Le Jeu des petites gens en 64 contes sots par Louis Delattre : La barbe brûlée
Un homme qui rongeait, un jour, un gros os de veau, de bon appétit, se le poussa si avant entre les dents qu’il en demeura bâillonné, c’est-à-dire avec la bouche grande ouverte et sans pouvoir la refermer.
Il alla au rebouteux et, par signes, lui demanda d’apporter remède à son mal.
Le guérisseur n’avait pu s’empêcher de rire en le voyant, mais il l’assura pourtant de le soulager bientôt, le visita et reconnut son mal.
Il lui frotta longuement la jointure des mâchoires avec de l’eau chaude ; et cela fait, levant la main, il lui appliqua, sous l’oreille, un formidable coup de poing.

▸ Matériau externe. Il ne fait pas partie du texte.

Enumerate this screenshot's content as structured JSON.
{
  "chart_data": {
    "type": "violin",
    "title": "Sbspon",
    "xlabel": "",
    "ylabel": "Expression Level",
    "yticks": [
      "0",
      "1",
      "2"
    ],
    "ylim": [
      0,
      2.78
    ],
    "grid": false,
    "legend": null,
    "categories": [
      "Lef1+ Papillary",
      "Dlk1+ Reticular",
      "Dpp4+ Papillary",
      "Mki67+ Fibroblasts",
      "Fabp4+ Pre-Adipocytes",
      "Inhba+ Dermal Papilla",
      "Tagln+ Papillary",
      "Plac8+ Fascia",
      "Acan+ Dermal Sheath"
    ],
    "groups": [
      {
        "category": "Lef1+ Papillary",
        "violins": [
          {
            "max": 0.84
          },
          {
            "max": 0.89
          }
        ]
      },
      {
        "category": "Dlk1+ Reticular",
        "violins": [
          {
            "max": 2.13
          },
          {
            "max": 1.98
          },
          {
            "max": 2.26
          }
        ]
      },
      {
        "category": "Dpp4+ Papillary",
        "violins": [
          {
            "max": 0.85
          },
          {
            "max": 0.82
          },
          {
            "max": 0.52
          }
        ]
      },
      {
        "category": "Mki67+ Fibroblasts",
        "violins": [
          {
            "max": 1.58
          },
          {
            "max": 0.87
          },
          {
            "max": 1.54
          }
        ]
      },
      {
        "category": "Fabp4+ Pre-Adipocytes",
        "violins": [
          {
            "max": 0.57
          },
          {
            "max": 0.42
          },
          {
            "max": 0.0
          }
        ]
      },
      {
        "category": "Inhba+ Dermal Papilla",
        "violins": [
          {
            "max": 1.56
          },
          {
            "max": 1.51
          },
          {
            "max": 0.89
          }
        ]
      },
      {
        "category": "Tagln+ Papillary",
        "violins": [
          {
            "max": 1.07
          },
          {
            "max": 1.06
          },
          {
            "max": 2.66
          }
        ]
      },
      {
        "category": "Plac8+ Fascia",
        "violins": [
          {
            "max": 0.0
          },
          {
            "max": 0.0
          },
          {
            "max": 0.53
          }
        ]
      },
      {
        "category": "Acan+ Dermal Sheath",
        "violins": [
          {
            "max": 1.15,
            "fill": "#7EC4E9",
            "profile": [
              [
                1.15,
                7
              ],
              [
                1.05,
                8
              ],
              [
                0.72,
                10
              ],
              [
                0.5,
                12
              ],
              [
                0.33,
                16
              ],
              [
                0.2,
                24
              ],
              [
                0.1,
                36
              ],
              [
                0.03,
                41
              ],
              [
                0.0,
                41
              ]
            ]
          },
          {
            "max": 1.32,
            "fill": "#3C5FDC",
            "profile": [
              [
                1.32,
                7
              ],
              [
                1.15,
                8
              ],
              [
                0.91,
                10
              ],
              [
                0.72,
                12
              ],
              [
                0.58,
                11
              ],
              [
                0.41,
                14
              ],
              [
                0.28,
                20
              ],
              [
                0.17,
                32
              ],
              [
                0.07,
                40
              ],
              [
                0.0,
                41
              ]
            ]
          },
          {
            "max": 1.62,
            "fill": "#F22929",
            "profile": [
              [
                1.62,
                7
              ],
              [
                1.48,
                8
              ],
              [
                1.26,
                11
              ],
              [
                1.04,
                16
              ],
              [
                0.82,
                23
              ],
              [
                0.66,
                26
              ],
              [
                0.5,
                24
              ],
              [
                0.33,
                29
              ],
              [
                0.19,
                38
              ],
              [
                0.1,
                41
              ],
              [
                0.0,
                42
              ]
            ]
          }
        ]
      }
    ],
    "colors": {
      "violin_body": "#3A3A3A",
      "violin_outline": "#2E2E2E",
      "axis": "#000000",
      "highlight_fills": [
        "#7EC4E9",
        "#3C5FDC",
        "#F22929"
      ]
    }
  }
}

La bouche se referma d’un trait.
Mais notre homme avait, sur le devant, quatre longues dents jaunes qui vinrent à se rencontrer si violemment que des étincelles jaillirent, ni plus ni moins que si l’on avait battu le briquet ; tombèrent dans sa barbe qu’il avait très longue et fournie ; l’enflammèrent comme une poignée d’herbes sèches et la brûlèrent tout net, avant qu’on eût eu le temps d’y porter remède.
Le pauvre homme s’en retourna à sa maison, la bouche fermée, mais la barbe rase, et penaud comme un fondeur de cloches.
Pour vivre heureux et sans reproche, mesure ta bouche et ta poche.